En cariologie, la prévention primaire est centrée sur les stratégies qui visent à empêcher l’initiation de la maladie et de ces lésions. Elle comprend la prévention de la contamination précoce par les bactéries cariogènes, les conseils visant à réduire la consommation de sucres libres, les conseils d’hygiène orale, mais aussi l’utilisation des topiques fluorés (dentifrices et vernis) et les scellements préventifs. La secondaire ambitionne un diagnostic précoce et la stabilisation de la maladie et ses lésions grâce notamment à la gestion des facteurs de risque. La tertiaire vise à traiter les lésions et prévenir les complications ; elle intègre tous les soins ultra-conservateurs (non invasifs, micro-invasifs ou invasifs a minima) à adapter en fonction de la lésion considérée et de la possibilité d’implication du patient. Plus récemment, Doméjean et Muller-Bolla ont donc proposé de considérer la prévention quaternaire dans le domaine de la gestion de la maladie carieuse [1]. En effet, il paraît nécessaire d’éveiller les consciences à propos de la prévention quaternaire et de la nécessité d’éviter surtraitements et dommages iatrogènes :
- le sondage en tant qu’outil de détection doit être abandonné en raison de son manque de sensibilité et de spécificité, mais également de sa iatrogénicité ;
- toutes les options préventives et thérapeutiques ainsi que leur place dans le gradient thérapeutique doivent être connues ;
- la notion de suivi/surveillance doit savoir être envisagée ;
- les stratégies restauratrices doivent être discutées lésion par lésion - l’option restauratrice, même a minima, ne doit être indiquée que lorsque les non invasives (reminéralisation fluorée, scellement thérapeutique, vernis fluorure diamine d’argent) ou micro-invasives (infiltration résineuse) ont été écartées ;
- le curetage sélectif (partiel en parapulpaire, complet sur les parois en rapport avec l’angle cavo-superficiel) doit être privilégié dans le cas de lésions carieuses parapulpaires des dents ne présentant pas d’implication pulpaire ou pulpo-parodontale ;
- la dent adjacente à une préparation proximale (préparation cavitaire occluso-proximale ou préparation périphérique prothétique) doit être protégée d’un coup de fraise malheureux à l’aide d’une bande matrice métallique.
L’intégration de la prévention quaternaire en pratique clinique implique une attitude nouvelle, ouverte sur la santé du patient, informée des progrès des sciences et de la clinique, mais aussi prompte à s’interroger et faire face à cette part d’inconnu qu’est l’incertitude médicale, trame de fond de tout exercice médical. Dans un contexte où les résultats sont parfois aléatoires ou indéterminés, où les informations sont parfois ambiguës ou manquantes, où la multiplicité des causes et des interrelations génère une grande complexité, il semble primordial de savoir tolérer et gérer sa propre incertitude [6].

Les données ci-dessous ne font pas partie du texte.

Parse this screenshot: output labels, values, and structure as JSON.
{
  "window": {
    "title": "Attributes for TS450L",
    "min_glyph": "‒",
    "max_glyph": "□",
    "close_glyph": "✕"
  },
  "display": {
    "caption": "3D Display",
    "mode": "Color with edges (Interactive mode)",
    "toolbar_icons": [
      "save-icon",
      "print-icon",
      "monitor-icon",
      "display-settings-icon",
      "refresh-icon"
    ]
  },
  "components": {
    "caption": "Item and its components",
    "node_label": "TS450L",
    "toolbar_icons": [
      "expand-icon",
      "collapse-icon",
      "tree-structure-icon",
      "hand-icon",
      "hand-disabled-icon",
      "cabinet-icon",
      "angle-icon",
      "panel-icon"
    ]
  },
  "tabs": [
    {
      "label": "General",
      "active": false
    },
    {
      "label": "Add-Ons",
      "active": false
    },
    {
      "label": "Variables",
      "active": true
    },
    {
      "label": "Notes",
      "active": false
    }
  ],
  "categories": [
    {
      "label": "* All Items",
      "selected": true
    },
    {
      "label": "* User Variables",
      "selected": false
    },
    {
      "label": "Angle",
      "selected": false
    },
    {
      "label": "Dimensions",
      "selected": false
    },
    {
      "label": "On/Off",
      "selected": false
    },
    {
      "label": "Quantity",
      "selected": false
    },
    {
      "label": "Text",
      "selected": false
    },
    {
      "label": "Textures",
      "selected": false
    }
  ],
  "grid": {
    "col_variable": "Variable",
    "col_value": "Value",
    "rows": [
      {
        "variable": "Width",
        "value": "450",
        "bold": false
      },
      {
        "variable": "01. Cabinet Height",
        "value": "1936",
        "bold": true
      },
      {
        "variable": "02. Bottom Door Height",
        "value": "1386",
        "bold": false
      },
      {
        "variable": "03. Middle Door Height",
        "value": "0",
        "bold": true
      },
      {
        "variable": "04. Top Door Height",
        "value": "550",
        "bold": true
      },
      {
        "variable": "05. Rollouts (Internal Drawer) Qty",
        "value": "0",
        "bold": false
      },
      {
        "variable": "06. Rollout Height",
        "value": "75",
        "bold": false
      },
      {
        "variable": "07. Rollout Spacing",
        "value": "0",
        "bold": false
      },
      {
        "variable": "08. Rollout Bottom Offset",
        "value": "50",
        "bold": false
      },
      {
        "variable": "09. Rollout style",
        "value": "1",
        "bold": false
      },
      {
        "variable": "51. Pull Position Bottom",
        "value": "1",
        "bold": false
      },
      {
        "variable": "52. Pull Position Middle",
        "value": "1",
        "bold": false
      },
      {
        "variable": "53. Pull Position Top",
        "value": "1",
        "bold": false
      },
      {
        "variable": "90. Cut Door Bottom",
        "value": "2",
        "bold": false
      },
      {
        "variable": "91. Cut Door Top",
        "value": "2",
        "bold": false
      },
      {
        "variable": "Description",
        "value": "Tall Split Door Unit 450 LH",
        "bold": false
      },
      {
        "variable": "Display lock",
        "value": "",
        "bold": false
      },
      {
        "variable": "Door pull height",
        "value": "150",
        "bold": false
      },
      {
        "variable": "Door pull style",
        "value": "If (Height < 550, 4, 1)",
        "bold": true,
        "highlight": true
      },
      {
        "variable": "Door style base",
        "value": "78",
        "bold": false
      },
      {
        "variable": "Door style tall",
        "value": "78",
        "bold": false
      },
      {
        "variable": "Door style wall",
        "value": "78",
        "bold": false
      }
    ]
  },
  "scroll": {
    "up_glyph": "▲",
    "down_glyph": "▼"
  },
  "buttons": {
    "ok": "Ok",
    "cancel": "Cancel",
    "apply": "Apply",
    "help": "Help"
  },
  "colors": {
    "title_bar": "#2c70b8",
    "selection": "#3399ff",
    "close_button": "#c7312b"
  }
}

Intégrer les quatre niveaux de prévention en pratique clinique fait écho au concept global d’intervention minimale prônée tout au long de ce numéro spécial ; reconnaître la notion d’incertitude, condition inhérente au soin, pour y faire face rationnellement est la plus éthique des positions dont nous pouvons faire preuve dans un monde d’évolutions et bouleversements accélérés.
Les auteurs déclarent n’avoir aucun lien d’intérêts.